Он был один; он сказал это вслух, хотя и негромко, чтобы почувствовать всю нелепость такого кощунственного предположения.
Это была безумная ночь, полная звёзд.
Не последовало ни грома, ни молнии.
Да, но что, подумал он с исступленным рыком, что, если кто-нибудь другой думает, будь я не гений?
Они бы рады, свиньи!
Они ненавидят меня и завидуют мне, потому что не могут быть такими, как я, — и стараются принизить меня, когда могут.
Они бы с радостью сказали это, если бы посмели, только для того, чтобы ранить меня.
На мгновение его лицо исказилось от боли и горечи: он вывернул шею и схватился за горло.
Затем, как всегда, когда его сердце выгорало, он начал взвешивать этот вопрос обнажённо и критически.
Ну и что, продолжал он спокойно, если я и не гений?
Перережу я себе горло, посыплю главу пеплом или проглочу мышьяк?
Он медленно, но решительно покачал головой.
Нет, сказал он.
Кроме того, гениев и так больше чем достаточно.
В любой школе есть хотя бы один, и в оркестре кинематографа любого заштатного городишки.
Иногда миссис фон Зек, богатая патронесса искусств, посылает парочку гениев в Нью-Йорк учиться.
Так что, подсчитал он, в нашей обширной стране согласно переписи имеется не меньше двадцати шести тысяч четырёхсот гениев и восьмидесяти трёх тысяч семисот пятидесяти двух художников, не считая тех, кто уже при деле или занимается рекламой.

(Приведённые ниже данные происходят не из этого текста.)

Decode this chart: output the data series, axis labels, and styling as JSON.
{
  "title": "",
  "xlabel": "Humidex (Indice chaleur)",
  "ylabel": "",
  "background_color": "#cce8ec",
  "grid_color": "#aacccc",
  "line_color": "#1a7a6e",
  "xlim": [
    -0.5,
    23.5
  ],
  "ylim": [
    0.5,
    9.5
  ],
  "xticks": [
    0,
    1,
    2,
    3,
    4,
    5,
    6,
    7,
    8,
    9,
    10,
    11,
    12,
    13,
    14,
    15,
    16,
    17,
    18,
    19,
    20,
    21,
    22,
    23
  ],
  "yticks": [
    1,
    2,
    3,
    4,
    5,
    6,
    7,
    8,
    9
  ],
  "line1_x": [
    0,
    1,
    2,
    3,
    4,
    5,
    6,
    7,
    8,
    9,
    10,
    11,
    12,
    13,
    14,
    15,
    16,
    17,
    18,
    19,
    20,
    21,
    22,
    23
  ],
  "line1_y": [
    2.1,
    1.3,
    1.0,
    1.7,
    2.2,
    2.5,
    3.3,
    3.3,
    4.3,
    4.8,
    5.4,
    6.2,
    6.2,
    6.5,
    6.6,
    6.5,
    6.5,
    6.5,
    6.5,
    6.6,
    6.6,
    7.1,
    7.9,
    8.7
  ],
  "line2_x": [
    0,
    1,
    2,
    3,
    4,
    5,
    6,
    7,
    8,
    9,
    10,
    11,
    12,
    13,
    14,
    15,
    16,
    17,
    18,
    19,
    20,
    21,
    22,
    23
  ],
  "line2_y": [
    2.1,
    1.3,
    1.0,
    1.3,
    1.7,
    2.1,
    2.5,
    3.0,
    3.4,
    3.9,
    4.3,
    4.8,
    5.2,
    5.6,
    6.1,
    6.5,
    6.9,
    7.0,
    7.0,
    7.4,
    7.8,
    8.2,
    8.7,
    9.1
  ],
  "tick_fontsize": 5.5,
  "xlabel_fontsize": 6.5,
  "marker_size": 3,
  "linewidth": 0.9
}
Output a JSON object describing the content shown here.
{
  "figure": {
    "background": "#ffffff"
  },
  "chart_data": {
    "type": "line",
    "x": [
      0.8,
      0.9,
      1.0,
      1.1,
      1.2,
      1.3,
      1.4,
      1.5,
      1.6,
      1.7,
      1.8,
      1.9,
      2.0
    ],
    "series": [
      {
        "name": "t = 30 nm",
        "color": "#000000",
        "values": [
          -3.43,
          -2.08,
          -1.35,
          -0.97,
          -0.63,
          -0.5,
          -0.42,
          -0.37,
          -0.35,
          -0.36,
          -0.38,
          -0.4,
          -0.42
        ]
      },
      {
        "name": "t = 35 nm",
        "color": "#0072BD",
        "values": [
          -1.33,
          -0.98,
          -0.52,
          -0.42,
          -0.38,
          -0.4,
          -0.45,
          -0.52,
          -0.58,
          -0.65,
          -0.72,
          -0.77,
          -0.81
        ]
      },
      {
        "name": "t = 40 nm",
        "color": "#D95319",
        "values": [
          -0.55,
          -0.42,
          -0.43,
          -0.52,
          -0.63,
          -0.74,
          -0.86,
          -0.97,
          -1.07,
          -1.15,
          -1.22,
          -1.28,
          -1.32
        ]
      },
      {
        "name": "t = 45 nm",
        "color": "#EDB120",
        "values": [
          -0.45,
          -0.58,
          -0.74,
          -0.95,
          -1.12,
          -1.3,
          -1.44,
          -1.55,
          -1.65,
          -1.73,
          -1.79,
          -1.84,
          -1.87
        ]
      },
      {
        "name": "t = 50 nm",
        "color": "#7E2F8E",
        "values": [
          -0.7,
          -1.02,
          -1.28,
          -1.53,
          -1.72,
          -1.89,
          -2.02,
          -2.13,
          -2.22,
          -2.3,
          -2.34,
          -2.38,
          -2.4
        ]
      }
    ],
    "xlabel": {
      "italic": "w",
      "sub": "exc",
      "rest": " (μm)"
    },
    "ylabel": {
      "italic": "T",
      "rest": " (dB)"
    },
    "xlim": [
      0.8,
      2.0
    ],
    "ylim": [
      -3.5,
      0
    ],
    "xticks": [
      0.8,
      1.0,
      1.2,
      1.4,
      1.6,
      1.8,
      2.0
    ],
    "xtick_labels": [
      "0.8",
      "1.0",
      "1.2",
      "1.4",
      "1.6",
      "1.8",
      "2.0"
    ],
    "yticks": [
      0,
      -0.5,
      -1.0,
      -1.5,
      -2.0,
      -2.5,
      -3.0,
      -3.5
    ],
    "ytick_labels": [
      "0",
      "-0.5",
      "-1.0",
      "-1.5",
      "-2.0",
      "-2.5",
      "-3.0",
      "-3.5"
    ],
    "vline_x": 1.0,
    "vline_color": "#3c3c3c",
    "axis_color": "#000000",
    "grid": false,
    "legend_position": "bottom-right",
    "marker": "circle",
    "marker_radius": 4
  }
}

Для собственного удовлетворения Юджин пробормотал имена двадцати двух гениев, пишущих стихи, и ещё тридцати семи, посвятивших себя роману и драме.
После этого он почувствовал значительное облегчение.
Кем, думал он, мог бы я стать, кроме гения?
Гением я пробыл уже достаточно долго.
Наверное, есть занятия получше.
За этим последним барьером, думал он, не смерть, как я раньше полагал, а новая жизнь — и новые страны.
Он стоял прямо, уперев руки в бока, обратив к свету купол головы — шестидесятилетний, гибкий и стройный, с мохнатыми бровями, с глазами, не утратившими ястребиного блеска, с впалыми яблочными щёками и колючей щёточкой усов.
Лицо, на котором насыщался кондор Мысль, в изломах тончайшей злокозненности и софистического злорадства.
Внизу на скамейках они с раболепной упоённостью ожидали его первого глуховатого слова.
Юджин глядел на тупые сосредоточенные лица, которых сманили с почтенных скамей кальвинизма в метафизику, край теней.
Сейчас его насмешка как молния заблистает у них над головой, но они не увидят её, не ощутят её удара.
Они кинутся схватиться с его тенью, и услышат его демонический смех, и будут торжественно бороться со своими нерождёнными душами.
Чистая рука в манжете поднимает обструганную палочку.
Их взгляд покорно скользит по её гладкой поверхности.
— Мистер Уиллис!
Белое, ошеломлённое, подобострастное лицо терпеливого раба.
— Да, сэр.
— Что я держу?
— Палочку, сэр.
— Что такое палочка?
— Это… кусок дерева, сэр.
Пауза.
Иронические брови ждут от них смеха.
Они уродливо хихикают для волка, который их пожрёт.
— Мистер Уиллис говорит, что палочка — это кусок дерева.
Их смех стучит по стенам.
Абсурд.
— Но палочка всё-таки кусок дерева, — говорит мистер Уиллис.
— Так же как дуб или телеграфный столб.
Нет, боюсь, это не подойдёт.
Класс согласен с мистером Уиллисом? Их серьёзные пыжащиеся лица обдумывают вопрос.
— Палочка — это кусок дерева определённой длины.
— Следовательно, мы согласны, мистер Рэнсом, что палочка — не просто дерево неограниченной протяжённости.